The usefulness of the rapid‐induction techniques of hypnosis as an adjunctive weight‐loss treatment has not been defined. This randomized controlled trial evaluated whether self‐conditioning techniques (self‐hypnosis) added to lifestyle interventions contributed to weight loss (primary outcome), changes in metabolic and inflammatory variables, and quality of life (QoL) improvement (secondary outcomes) in severe obesity.
Individuals (with BMI = 35‐50 kg/m²) without organic or psychiatric comorbidity were randomly assigned to the intervention (n = 60) or control arm (n = 60). All received exercise and behavioral recommendations and individualized diets. The intervention consisted of three hypnosis sessions, during which self‐hypnosis was taught to increase self‐control before eating. Diet, exercise, satiety, QoL, anthropometric measurements, and blood variables were collected and measured at enrollment and at 1 year (trial end).

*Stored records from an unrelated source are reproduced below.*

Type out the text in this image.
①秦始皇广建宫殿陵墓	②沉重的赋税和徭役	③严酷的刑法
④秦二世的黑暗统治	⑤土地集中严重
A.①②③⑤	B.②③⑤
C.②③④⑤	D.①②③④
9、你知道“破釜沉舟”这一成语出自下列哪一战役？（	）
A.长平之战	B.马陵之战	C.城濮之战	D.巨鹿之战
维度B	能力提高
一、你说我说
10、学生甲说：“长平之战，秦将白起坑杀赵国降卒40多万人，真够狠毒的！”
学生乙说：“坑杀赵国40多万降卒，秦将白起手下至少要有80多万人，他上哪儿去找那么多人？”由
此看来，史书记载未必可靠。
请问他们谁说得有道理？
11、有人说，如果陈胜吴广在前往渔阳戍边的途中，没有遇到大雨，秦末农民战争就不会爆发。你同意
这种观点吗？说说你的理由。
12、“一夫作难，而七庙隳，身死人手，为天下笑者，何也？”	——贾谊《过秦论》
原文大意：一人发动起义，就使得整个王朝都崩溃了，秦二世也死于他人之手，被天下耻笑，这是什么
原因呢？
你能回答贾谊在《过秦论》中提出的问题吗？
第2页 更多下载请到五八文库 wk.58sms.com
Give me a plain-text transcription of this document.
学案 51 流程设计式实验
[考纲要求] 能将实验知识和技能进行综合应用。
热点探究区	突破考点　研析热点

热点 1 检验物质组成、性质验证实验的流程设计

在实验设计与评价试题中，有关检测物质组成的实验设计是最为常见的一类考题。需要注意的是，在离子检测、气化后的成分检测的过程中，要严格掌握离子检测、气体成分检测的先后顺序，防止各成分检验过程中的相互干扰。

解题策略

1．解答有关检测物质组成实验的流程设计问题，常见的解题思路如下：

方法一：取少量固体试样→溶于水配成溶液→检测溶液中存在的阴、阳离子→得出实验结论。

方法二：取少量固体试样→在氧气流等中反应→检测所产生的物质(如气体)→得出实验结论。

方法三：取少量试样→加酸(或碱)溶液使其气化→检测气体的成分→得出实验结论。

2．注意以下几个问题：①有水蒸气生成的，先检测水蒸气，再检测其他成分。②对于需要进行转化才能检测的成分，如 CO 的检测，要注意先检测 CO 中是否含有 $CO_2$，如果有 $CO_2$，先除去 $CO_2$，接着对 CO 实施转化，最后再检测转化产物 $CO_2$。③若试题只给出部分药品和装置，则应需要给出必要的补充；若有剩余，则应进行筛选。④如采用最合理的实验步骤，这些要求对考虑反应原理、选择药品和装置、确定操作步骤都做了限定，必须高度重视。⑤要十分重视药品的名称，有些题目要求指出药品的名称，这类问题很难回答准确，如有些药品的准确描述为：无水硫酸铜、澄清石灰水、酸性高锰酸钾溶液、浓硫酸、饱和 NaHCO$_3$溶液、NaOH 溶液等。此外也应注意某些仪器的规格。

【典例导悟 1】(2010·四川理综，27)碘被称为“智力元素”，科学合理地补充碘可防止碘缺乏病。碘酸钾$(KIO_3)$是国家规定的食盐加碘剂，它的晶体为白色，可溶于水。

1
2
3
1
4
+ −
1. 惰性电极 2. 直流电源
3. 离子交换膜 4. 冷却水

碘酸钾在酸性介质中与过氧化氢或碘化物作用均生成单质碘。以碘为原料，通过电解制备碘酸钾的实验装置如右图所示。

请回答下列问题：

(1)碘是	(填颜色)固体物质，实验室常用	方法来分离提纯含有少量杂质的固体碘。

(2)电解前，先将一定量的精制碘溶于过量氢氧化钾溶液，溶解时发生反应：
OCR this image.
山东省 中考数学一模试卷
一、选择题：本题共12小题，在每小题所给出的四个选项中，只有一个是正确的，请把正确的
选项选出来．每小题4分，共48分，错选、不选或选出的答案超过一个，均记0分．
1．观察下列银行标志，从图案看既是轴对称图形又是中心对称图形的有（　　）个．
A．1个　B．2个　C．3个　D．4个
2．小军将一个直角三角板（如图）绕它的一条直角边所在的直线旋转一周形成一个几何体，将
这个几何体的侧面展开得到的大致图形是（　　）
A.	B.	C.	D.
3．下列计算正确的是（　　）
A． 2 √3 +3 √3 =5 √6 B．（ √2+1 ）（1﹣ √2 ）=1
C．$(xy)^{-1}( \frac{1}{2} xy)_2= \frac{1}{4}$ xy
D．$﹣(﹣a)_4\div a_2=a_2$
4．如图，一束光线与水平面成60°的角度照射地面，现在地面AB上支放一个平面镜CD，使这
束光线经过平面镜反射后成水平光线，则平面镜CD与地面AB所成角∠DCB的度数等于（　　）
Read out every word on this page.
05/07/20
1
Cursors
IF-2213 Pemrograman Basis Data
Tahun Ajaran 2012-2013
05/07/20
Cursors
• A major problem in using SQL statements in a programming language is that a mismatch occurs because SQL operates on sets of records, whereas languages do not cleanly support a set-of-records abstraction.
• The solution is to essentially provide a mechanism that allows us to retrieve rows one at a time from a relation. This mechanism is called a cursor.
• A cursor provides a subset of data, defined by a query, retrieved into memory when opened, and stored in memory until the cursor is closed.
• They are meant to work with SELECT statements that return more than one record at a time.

A similar weight loss was observed in the intervention (−6.5 kg) and control (−5.6 kg) arms (β = −0.45; 95% CI: −3.78 to 2.88; P = 0.79). However, habitual hypnosis users lost more weight (−9.6 kg; β = −10.2; 95% CI: −14.2 to −6.18; P < 0.001) and greatly reduced their caloric intake (−682.5 kcal; β = −643.6; 95% CI: −1064.0 to −223.2; P = 0.005) in linear regression models. At trial end, the intervention arm showed lower C‐reactive protein values (β = −2.55; 95% CI: −3.80 to −1.31; P < 0.001), higher satiety (β = 19.2; 95% CI: 7.71‐30.6; P = 0.001), and better QoL (β = 0.09; 95% CI: 0.02‐0.16; P = 0.01).
Self‐hypnosis was not associated with differences in weight change but was associated with improved satiety, QoL, and inflammation. Indeed, habitual hypnosis users showed a greater weight loss.